On a rainy day in Paris in 1990, Frank and Annelies van den Bergh ducked into a tiny bookshop where they spotted an illustrated history of playing cards. “I looked at the book, and I was lost,” says Frank van den Bergh, a Dutch banker who, in his younger years, had been a self-described “fanatic bridge player”. The book made a visceral connection to his former hobby and ended up sparking a new one.
Once back in Amsterdam, the van den Berghs contacted a dealer named Harry Kenter and spent “a small fortune” on another reference book and two antique decks of cards. Frank recalls, “We looked at each other and said, ‘Well, what have we done?’” The couple decided to limit the scope of their collection by including only rare and beautiful examples in mint or near-mint condition.
The Frank van den Bergh Collection now comprises 146 decks of playing cards. Frank completed a definitive book about the collection and since his children are not interested in taking it on, he has decided to give someone else the opportunity — the collection will be for sale with Daniel Crouch Rare Books at Tefaf in Maastricht next week. Spanning the years 1675-1975, it reveals that something as ubiquitous as a deck of cards can act as a backdrop for artistic experimentation, political commentary or educational lessons.
For example, a German artist nicknamed the “Raphael of Cats” created an early example of an oval-shaped deck in about 1877, this one remarkable for its bright colouration (though there are no cats on the cards). A more partisan deck manages to fit the suits’ symbols around engraved images and textual analysis pertaining to the South Sea Bubble economic crisis of 1720. A third set, Jeu de la Guerre (Game of War), made in Leiden c1700, teaches military strategy.
Many cards were used for game play — although never by the van den Berghs, because any nick or stain could decrease their value — but some were intended to demonstrate a printer’s skills to prospective clients. Van den Bergh’s favourite is entirely different: a so-called “foundling card”, left with an abandoned baby girl in Amsterdam in 1795. As he describes it, desperate mothers would tuck a playing card in with their child; whole if she planned not to return, cut in a custom design that could be matched up when they reunited. This card is cut — but the fact we only have half might suggest she never went back. “It’s so special, and it’s so emotional,” says van den Bergh.

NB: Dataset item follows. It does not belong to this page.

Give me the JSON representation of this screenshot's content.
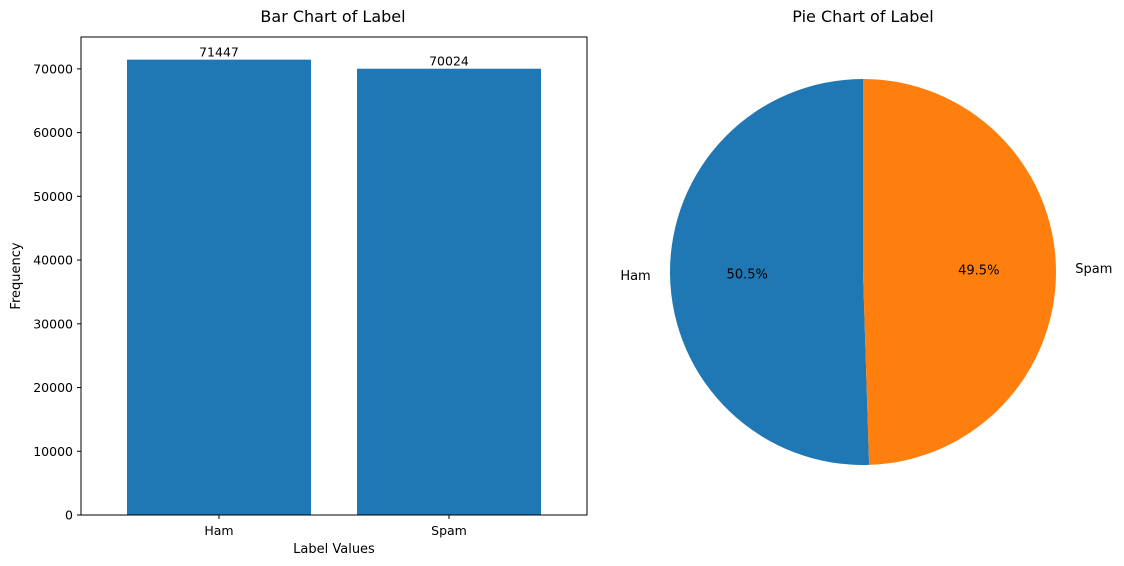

The whole is worth more than the sum of its parts, Daniel Crouch says of the collection, which is priced at €600,000. “It would be practically impossible to start and complete this collection again,” he says.
Playing cards have been undervalued for years, he says, but there is now a community of private and institutional collectors bolstering the market. Strong interest in printed ephemera has prompted dealers like him, as well as auction houses, to include playing cards in their regular stock of rare books and maps. A potential buyer, he suggests, could be someone in the gambling arena who has hit it big and might be interested in a top-quality, “core” collection that reflects on that pastime.
As van den Bergh puts it: “If you collect cars, you can buy a Chevy on every street corner. But here, you buy the Bugattis, the Ferraris and Porsches of playing cards.”